Sometimes it never peaks it's lovely head until late in life, like Ebenezer Scrooge. While for others it seems it spills forth from within them from a place we can not even imagine. Some do it out of obligation while others do it for recognition. Some give because it is tax deductible while others don't care. No matter how you slice it though, Generosity is a key ingredient to Faith - any Faith. Because in Faith, we are not required to do anything more than receive and believe. In Islam, your generosity IS measured. In Judaism, it is measured. In Christianity, it is not measured - you receive salvation and believe. Regardless of what you do from that day forward you do not lose salvation. I cannot do anything to earn salvation. I cannot give till it hurts, or always be "a good person" and it will be counted toward my points to get into heaven.

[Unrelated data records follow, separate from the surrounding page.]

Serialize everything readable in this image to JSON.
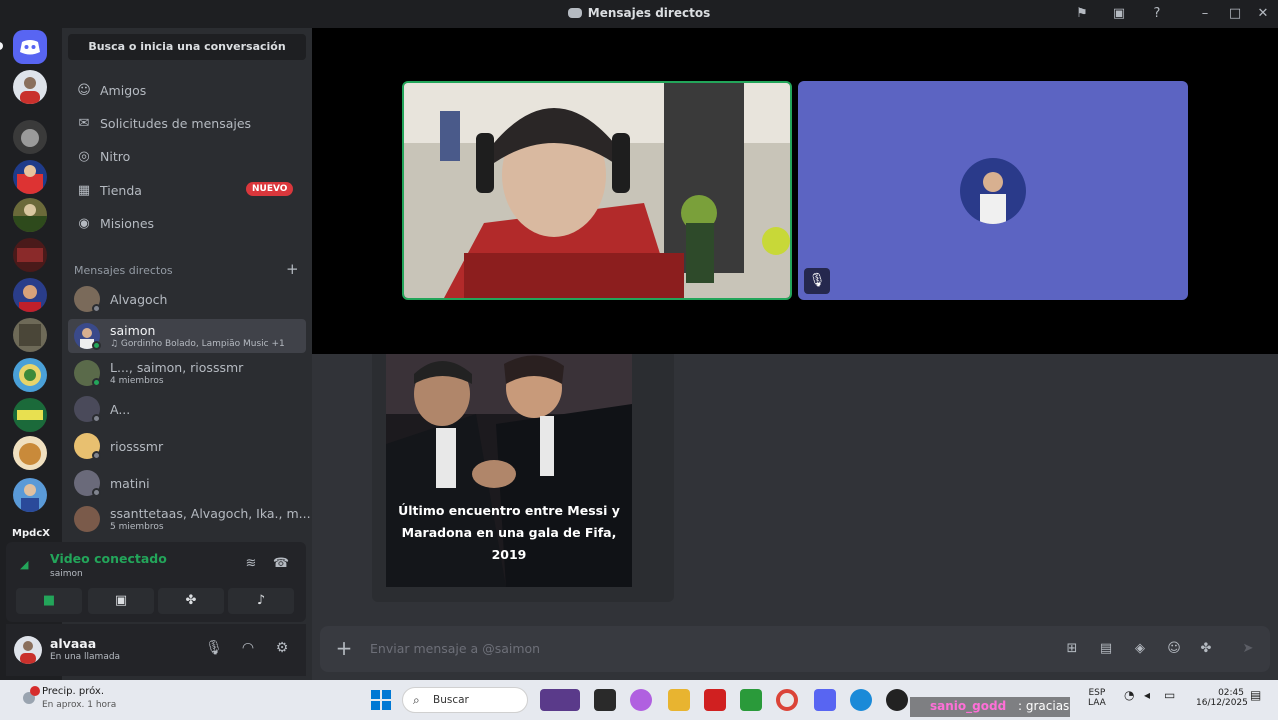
{
  "window": {
    "title": "Mensajes directos"
  },
  "titlebar_icons": [
    "inbox-flag-icon",
    "screen-share-icon",
    "help-icon",
    "minimize-icon",
    "maximize-icon",
    "close-icon"
  ],
  "guilds": {
    "label": "MpdcX"
  },
  "sidebar": {
    "search_placeholder": "Busca o inicia una conversación",
    "nav": [
      {
        "label": "Amigos",
        "icon": "friends-icon"
      },
      {
        "label": "Solicitudes de mensajes",
        "icon": "message-requests-icon"
      },
      {
        "label": "Nitro",
        "icon": "nitro-icon"
      },
      {
        "label": "Tienda",
        "icon": "shop-icon",
        "badge": "NUEVO"
      },
      {
        "label": "Misiones",
        "icon": "quests-icon"
      }
    ],
    "dm_header": "Mensajes directos",
    "dms": [
      {
        "name": "Alvagoch",
        "sub": "",
        "online": false
      },
      {
        "name": "saimon",
        "sub": "♫ Gordinho Bolado, Lampião Music +1",
        "online": true,
        "active": true
      },
      {
        "name": "L..., saimon, riosssmr",
        "sub": "4 miembros",
        "online": false
      },
      {
        "name": "A...",
        "sub": "",
        "online": false
      },
      {
        "name": "riosssmr",
        "sub": "",
        "online": false
      },
      {
        "name": "matini",
        "sub": "",
        "online": false
      },
      {
        "name": "ssanttetaas, Alvagoch, Ika., m...",
        "sub": "5 miembros",
        "online": false
      }
    ]
  },
  "voice": {
    "title": "Video conectado",
    "channel": "saimon"
  },
  "user": {
    "name": "alvaaa",
    "status": "En una llamada"
  },
  "chat": {
    "embed_caption": "Último encuentro entre Messi y Maradona en una gala de Fifa, 2019",
    "composer_placeholder": "Enviar mensaje a @saimon"
  },
  "taskbar": {
    "weather_line1": "Precip. próx.",
    "weather_line2": "En aprox. 1 hora",
    "search_label": "Buscar",
    "lang": "ESP",
    "lang2": "LAA",
    "time": "02:45",
    "date": "16/12/2025"
  },
  "stream_overlay": {
    "user": "sanio_godd",
    "message": ": gracias"
  },
  "colors": {
    "accent": "#5865f2",
    "online": "#23a55a",
    "badge": "#da373c",
    "tile_bg": "#5c64c2"
  }
}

So what really does generosity mean - simply stated it is to give unselfishly to another. That simple. As I watch around me; as I am blessed daily by no less than 2 people more often 10 or more, I see this generosity with different eyes. I watch and receive kind words of encouragement or a helping ear when I am troubled and I know that someone else has set aside their problems to help me with mine - Generosity. As I receive the comfort of a roof over my head and shelter for me and my animals - Generosity. As friends joke and chat with me on FB - Generosity. As I am accepted back into the fold of my Home Church, prodigal daughter returning - Overwhelming Generosity of heart and faith. And for the truly generous at heart there is one other thing that is offered unconditionally to everyone - Love. Generosity is love requires selflessness in untold measure. That is GOD.

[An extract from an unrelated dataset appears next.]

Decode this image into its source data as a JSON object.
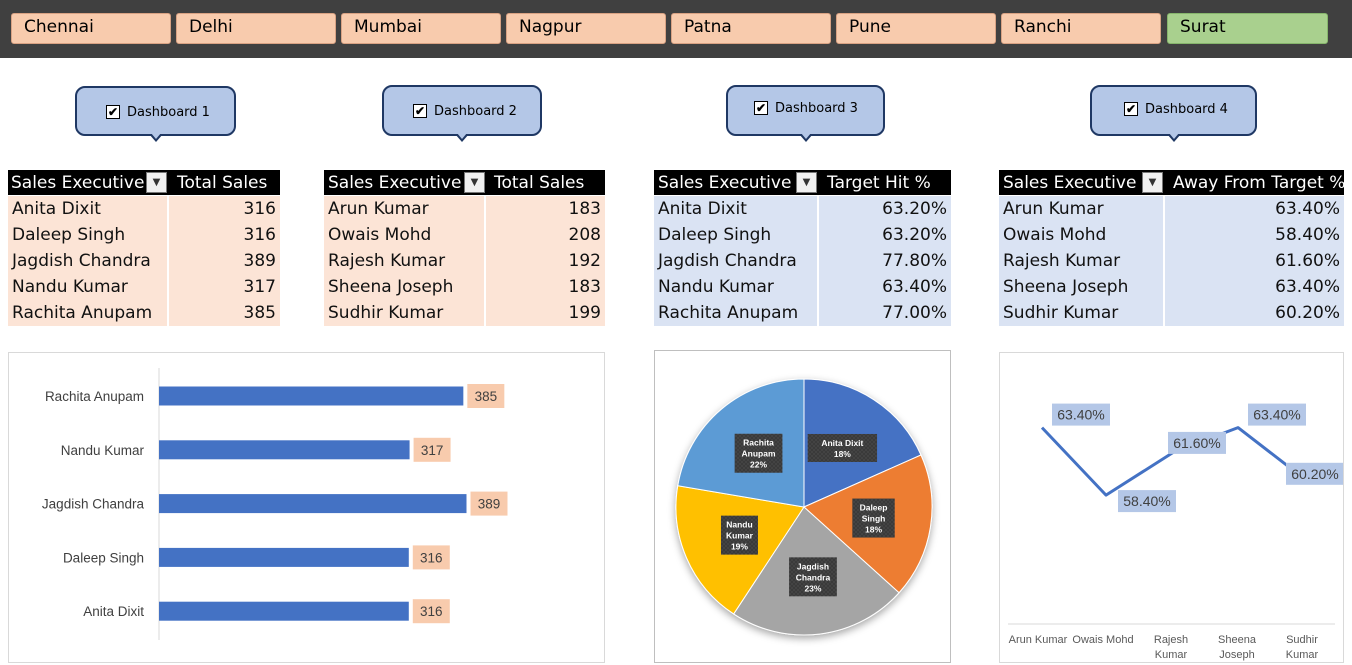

So today, as I pray prayers of gratefulness for these sleepless nights, and a roof over my family's head..I give thanks for the generosity I am receiving, in all its forms. It is this bloggers hope to bring great generosity, in ways only God knows, to those that join me along this new adventure and for those that only hear about it. Life is much shorter than we realize and generosity is not just a gift for revitalization in your life but something that we should be doing daily, if we are to have a future filled with abundant joy and peace. So - when was the last time you simply asked someone how they were just because? Or gave a smile and forgiveness, when a harsh or unkind word was spoken? Or when was the last time you just loved someone because?

So I want to thank everyone who has given so generously over the years to me, and now at a time of great change and challenge. I only pray that I can spread that same spirit of Generosity with everyone around me....because I choose to be a pebble that creates the ripple that grows the wave...that reaches the shore.